Elliotte Friedman confirms trade that almost brought Brayden Schenn to Leafs

The top NHL insider let it be known that the Maple Leafs really had a deal on the table to bring the St. Louis Blues center to Toronto.
NHL: JAN 03 Canadiens at Blues
NHL: JAN 03 Canadiens at Blues | Icon Sportswire/GettyImages

The Toronto Maple Leafs almost made a bigger swing at last year's trade deadline than just trading away a whole lot of future draft picks for Scott Laughton and Brandon Carlo. A deal was on the table to land St. Louis Blues center Brayden Schenn.

A report earlier this week came our from Sportsnet's Nick Kypreos that there was a trade involving the Blues and Leafs that would see Schenn coming to Toronto, but it would also involve the Leafs' two top prospects, winger Easton Cowan and defenseman Ben Danford, going the other way to St. Louis. It was a trade that would completely empty the cupboards for the Leafs.

Brayden Schenn was almost a Maple Leaf last year

Of course, this feels a little crazy to go all-in like this, but on Friday, Kypreos's colleague and top NHL insider Elliotte Friedman confirmed the report and what the potential deal was going to be.

"I absolutely think that was the package that was on the table that was going to have to get it done for Schenn. Nick is totally right that that was what it was going to take to get him," Friedman said on Friday's episode of 32 Thoughts: The Podcast.

But the two teams hit a snafu when Schenn, allegedly, refused to waive his full no-trade clause unless somehow, the Leafs were able to form a family reunion and bring his brother and defenseman Luke Schenn back to Toronto.

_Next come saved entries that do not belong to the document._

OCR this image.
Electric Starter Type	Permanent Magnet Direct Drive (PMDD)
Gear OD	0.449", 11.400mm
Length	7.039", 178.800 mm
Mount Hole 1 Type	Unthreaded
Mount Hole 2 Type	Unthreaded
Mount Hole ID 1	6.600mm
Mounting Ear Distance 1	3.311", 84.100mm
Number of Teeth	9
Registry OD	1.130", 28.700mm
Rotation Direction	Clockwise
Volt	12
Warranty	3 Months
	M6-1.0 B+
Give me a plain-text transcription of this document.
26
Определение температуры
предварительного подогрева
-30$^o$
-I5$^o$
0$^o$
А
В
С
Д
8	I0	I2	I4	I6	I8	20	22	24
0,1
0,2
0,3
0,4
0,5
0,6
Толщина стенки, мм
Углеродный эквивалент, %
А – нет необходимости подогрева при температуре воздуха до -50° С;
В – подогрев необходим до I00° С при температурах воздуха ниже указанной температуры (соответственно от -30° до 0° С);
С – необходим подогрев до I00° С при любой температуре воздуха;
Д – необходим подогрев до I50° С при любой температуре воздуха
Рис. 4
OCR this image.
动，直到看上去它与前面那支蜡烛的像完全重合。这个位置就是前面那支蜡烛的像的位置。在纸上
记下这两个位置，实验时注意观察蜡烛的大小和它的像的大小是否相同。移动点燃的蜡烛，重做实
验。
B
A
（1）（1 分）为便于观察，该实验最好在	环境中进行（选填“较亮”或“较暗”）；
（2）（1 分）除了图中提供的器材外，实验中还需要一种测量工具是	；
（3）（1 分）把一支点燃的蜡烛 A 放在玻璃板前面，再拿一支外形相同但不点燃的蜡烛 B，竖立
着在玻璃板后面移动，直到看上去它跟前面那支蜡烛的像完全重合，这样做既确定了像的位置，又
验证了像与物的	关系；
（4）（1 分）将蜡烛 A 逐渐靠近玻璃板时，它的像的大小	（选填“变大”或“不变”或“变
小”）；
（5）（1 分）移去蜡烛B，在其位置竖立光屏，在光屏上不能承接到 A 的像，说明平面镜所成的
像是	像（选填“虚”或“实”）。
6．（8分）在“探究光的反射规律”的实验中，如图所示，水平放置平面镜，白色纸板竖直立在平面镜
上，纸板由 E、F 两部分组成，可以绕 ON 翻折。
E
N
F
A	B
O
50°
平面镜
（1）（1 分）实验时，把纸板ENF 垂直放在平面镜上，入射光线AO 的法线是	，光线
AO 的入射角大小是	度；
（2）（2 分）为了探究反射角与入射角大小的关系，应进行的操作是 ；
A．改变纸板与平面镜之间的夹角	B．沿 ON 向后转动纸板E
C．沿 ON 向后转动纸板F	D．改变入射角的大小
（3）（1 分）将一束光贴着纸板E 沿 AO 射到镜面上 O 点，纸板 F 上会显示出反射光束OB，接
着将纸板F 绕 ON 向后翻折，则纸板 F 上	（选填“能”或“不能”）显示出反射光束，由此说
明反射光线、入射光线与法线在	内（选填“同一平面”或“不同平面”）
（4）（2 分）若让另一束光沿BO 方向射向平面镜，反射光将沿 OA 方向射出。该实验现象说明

"Schenn wasn't going to waive to Toronto unless the Maple Leafs got Luke. When all that was going on about reuniting the Schenn brothers, that's what Toronto was trying to do, and if the Leafs had gotten Luke, I think Brayden would've waived to go there," Friedman explained.

And if that happened, this pairing of centerman and defenseman would have been on the team instead of Laughton and Carlo. Which, I guess is a little bit of a different deal.

Leafs lucky they didn't pull this off

In the world where the Leafs get both Brayden and Luke Schenn, the entire team looks a whole lot different. Brayden is locking up the third-line center spot for the next three years as his contract runs through the 2027-28 season, and Luke would be a pure rental on the blue line.

Now, we're just making massive assumptions, but with Brayden down the middle, maybe the Leafs don't target Nicolas Roy as the compensation from the Vegas Golden Knights to facilitate the sign-and-trade for Mitch Marner. Maybe, instead, it's someone like defenseman Nic Hague (who wasn't traded to Nashville yet) to theoretically replace Luke.

Considering how Roy and Laughton have both really found their footing as the bottom-six centres for this Leafs team recently, it certainly feels like that's a better option than overpaying Brayden Schenn to be in that role as he declines rapidly into his mid-30s.

Plus, Carlo might end up getting traded before the deadline this year anyways and the Leafs could get at least some of their assets back, just to make it a big wash.

This Schenn-filled path feels like it would've been going all-in on a roster that didn't really deserve it and now we see that it would've led to potentially even more pain than the Leafs experienced earlier this season.